Belgian doctors have announced the first successful transplant of ovarian tissue between non-identical sisters; and are reported to have fertilised a subsequent embryo. Although the embryo failed to develop, the procedure may offer new hope to women who become infertile following cancer therapy.
Teresa Alvaro became infertile after undergoing chemotherapy and radiotherapy to treat an inherited blood disorder. Having been told that the eggs in her ovaries had been destroyed by the aggressive chemotherapy and radiotherapy, Teresa gave up hope of naturally conceiving a child until reading an article claiming that an American woman had received ovarian tissue from her twin sister, and subsequently become pregnant. Teresa then contacted Jacques Donnez, from the Catholic University of Louvain in Brussels, asking about the possibility of her receiving ovarian tissue from Sandra.
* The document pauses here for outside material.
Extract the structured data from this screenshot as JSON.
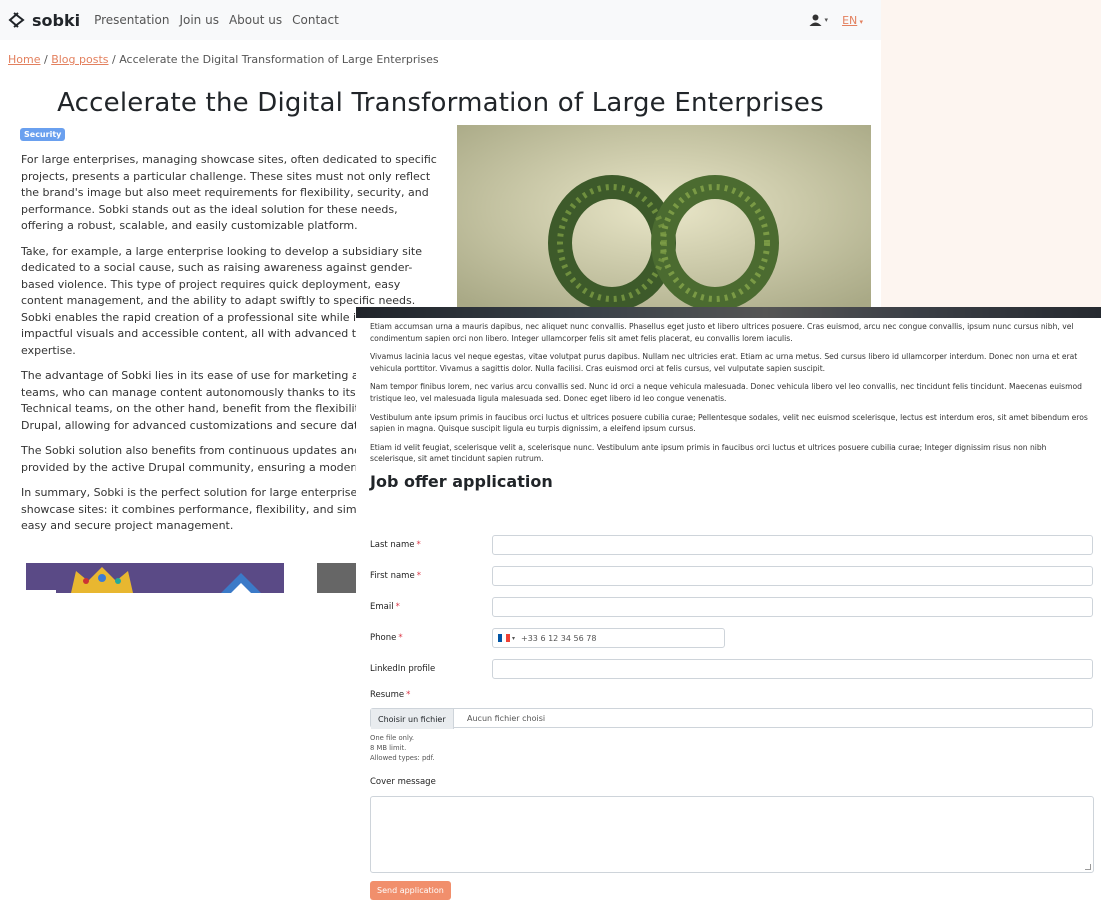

The procedure, which involved transplanting three small strips of Sandra's ovarian tissue into Teresa, was undertaken successfully. The operation was more likely to be successful because Teresa had received and earlier bone-marrow transplant from her sister; because Teresa's immune system is built from Sandra's cells it did not reject the transplant and there was no need for immune-suppressing drugs. Seven months after the transplant Teresa began to menstruate, within a year the transplanted ovarian tissue began to produce eggs. Doctors then took two mature eggs from Teresa and fertilised them with her husband's sperm. Although the fertilisation was successful, the embryos failed to develop beyond the three-cell stage and doctors decided not to implant them. Mr Donnez commented: 'we do not know why the embryos ceased to develop, but this also happens during normal cycles of in IVF'.
Teresa has stated her intention to undergo further cycles of IVF.
The success of the operation gives hope to women who become infertile due to cancer treatment. Dr Allan Pacey, Secretary of the British Fertility Society, commented that the most likely use of the procedure would be on women who had their own ovarian tissue removed and frozen before cancer treatment, and replaced once their treatment had come to an end. He said 'the science that underpins this type of transplant will be of great benefit in developing realistic fertility preservations options for young women who want to preserve their fertility prior to cancer treatment'. However, he also speculated that there could be a move towards woman to woman transplants, should suitable willing donors come forward.